GDP Growth versus Hawaii

February 20, 2023 by Joshua
in Models

Everyone says GDP has to grow or everything will fall apart, based on economic theory.

When Captain Cook found Hawaii in 1778, people had lived there for at least 500 years.

Settling Hawaii

500 years before now, the human population was 450 million, suggesting that 500 years was enough for Hawaiians to overrun the islands and cause them to collapse.

They didn’t, meaning they must have stopped growing, for centuries. Yet they survived and apparently thrived.

If a theory says something is necessary but a society survives without it, how can we not conclude that theory is wrong, or at least doesn’t always apply?

In physics, we hold that if a theory predicts something and observing nature shows something else, the theory is wrong, not nature. Hawaii is one case of many where communities thrived without growing. How can we not conclude economic theory that says we require growth is wrong or at least limited?

How successfully have economists predicted the future? It seems like most of their theories explain the past. If we want to manage our economies for non-growth, why wait for a theory?
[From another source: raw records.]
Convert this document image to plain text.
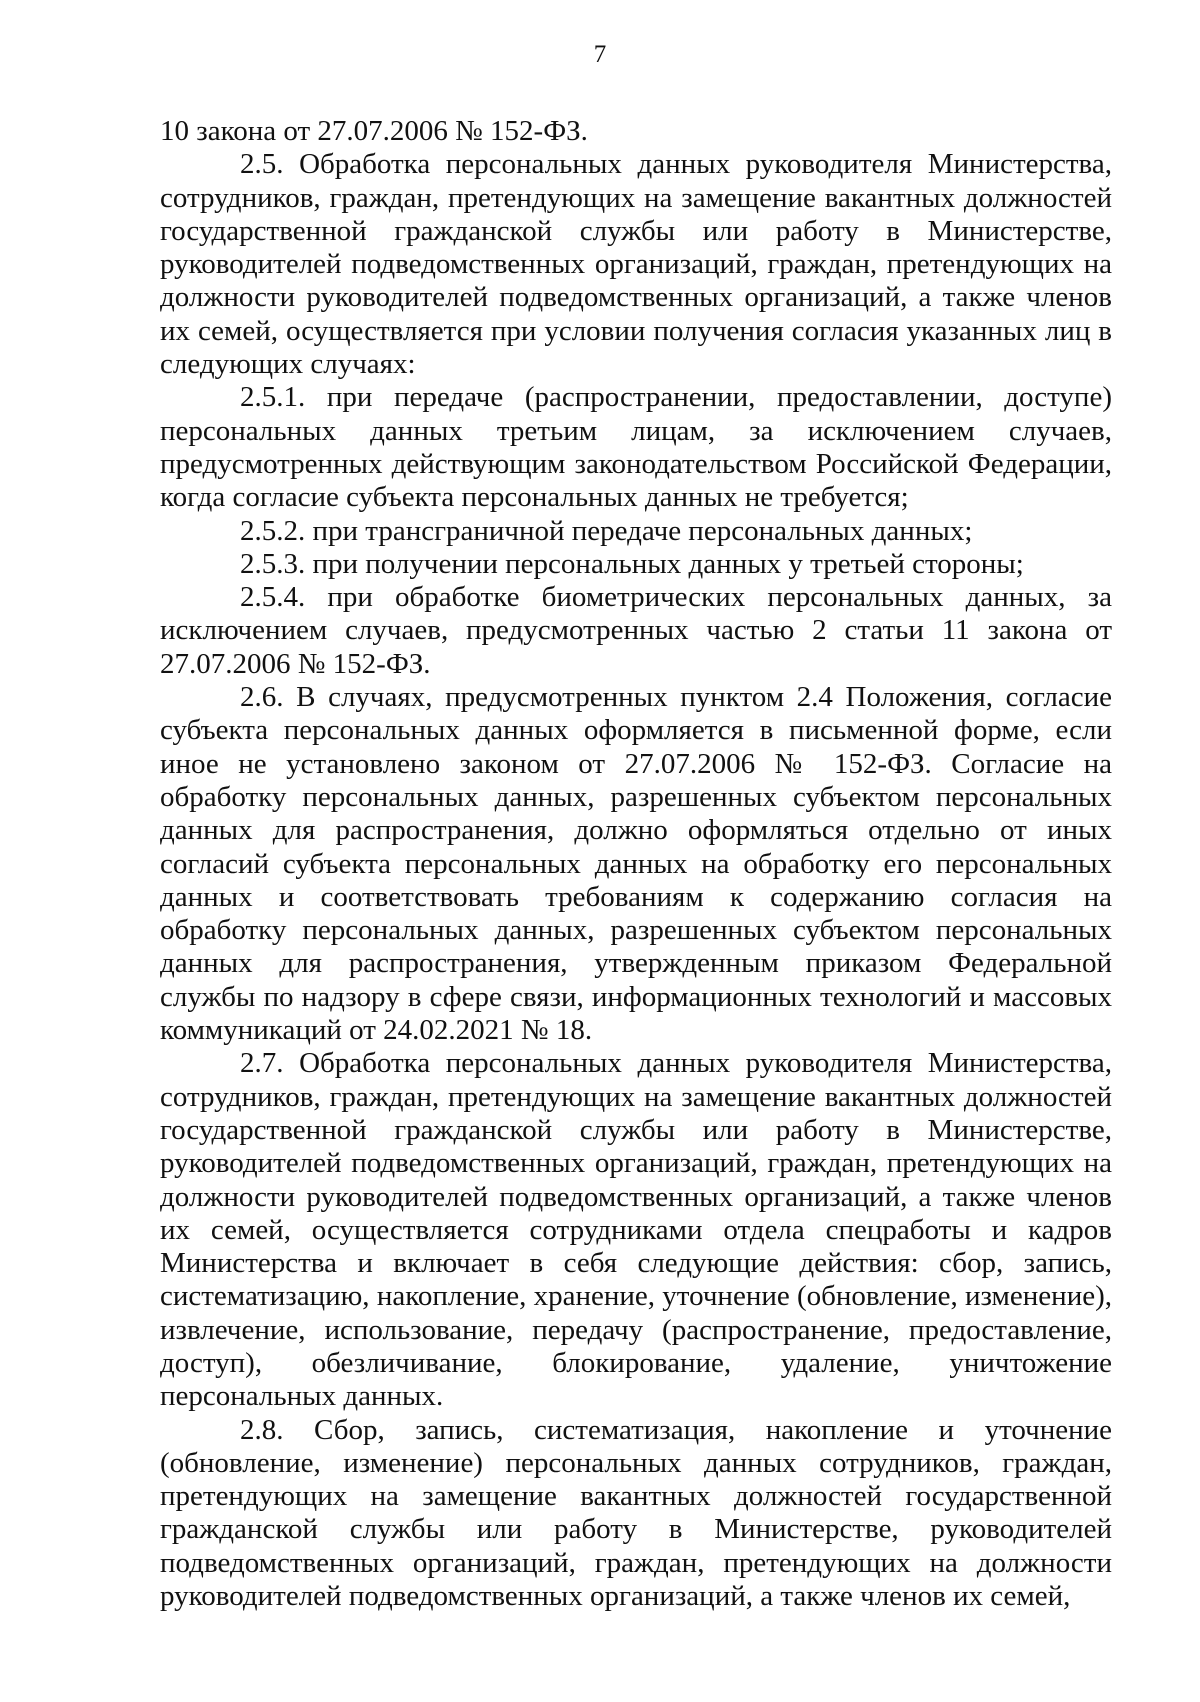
7

10 закона от 27.07.2006 № 152-ФЗ.

2.5. Обработка персональных данных руководителя Министерства, сотрудников, граждан, претендующих на замещение вакантных должностей государственной гражданской службы или работу в Министерстве, руководителей подведомственных организаций, граждан, претендующих на должности руководителей подведомственных организаций, а также членов их семей, осуществляется при условии получения согласия указанных лиц в следующих случаях:

2.5.1. при передаче (распространении, предоставлении, доступе) персональных данных третьим лицам, за исключением случаев, предусмотренных действующим законодательством Российской Федерации, когда согласие субъекта персональных данных не требуется;

2.5.2. при трансграничной передаче персональных данных;

2.5.3. при получении персональных данных у третьей стороны;

2.5.4. при обработке биометрических персональных данных, за исключением случаев, предусмотренных частью 2 статьи 11 закона от 27.07.2006 № 152-ФЗ.

2.6. В случаях, предусмотренных пунктом 2.4 Положения, согласие субъекта персональных данных оформляется в письменной форме, если иное не установлено законом от 27.07.2006 № 152-ФЗ. Согласие на обработку персональных данных, разрешенных субъектом персональных данных для распространения, должно оформляться отдельно от иных согласий субъекта персональных данных на обработку его персональных данных и соответствовать требованиям к содержанию согласия на обработку персональных данных, разрешенных субъектом персональных данных для распространения, утвержденным приказом Федеральной службы по надзору в сфере связи, информационных технологий и массовых коммуникаций от 24.02.2021 № 18.

2.7. Обработка персональных данных руководителя Министерства, сотрудников, граждан, претендующих на замещение вакантных должностей государственной гражданской службы или работу в Министерстве, руководителей подведомственных организаций, граждан, претендующих на должности руководителей подведомственных организаций, а также членов их семей, осуществляется сотрудниками отдела спецработы и кадров Министерства и включает в себя следующие действия: сбор, запись, систематизацию, накопление, хранение, уточнение (обновление, изменение), извлечение, использование, передачу (распространение, предоставление, доступ), обезличивание, блокирование, удаление, уничтожение персональных данных.

2.8. Сбор, запись, систематизация, накопление и уточнение (обновление, изменение) персональных данных сотрудников, граждан, претендующих на замещение вакантных должностей государственной гражданской службы или работу в Министерстве, руководителей подведомственных организаций, граждан, претендующих на должности руководителей подведомственных организаций, а также членов их семей,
Did Adam Smith predict capitalism or did he explain what he saw in the past?

Here’s Richard Feynman making this point:

If it disagrees with experiment, it’s WRONG. In that simple statement is the key to science. It doesn’t make a difference how beautiful your guess is, it doesn’t make any difference how smart you are, who made the guess, or what his name is, if it disagrees with experiment, it’s wrong. That’s all there is to it.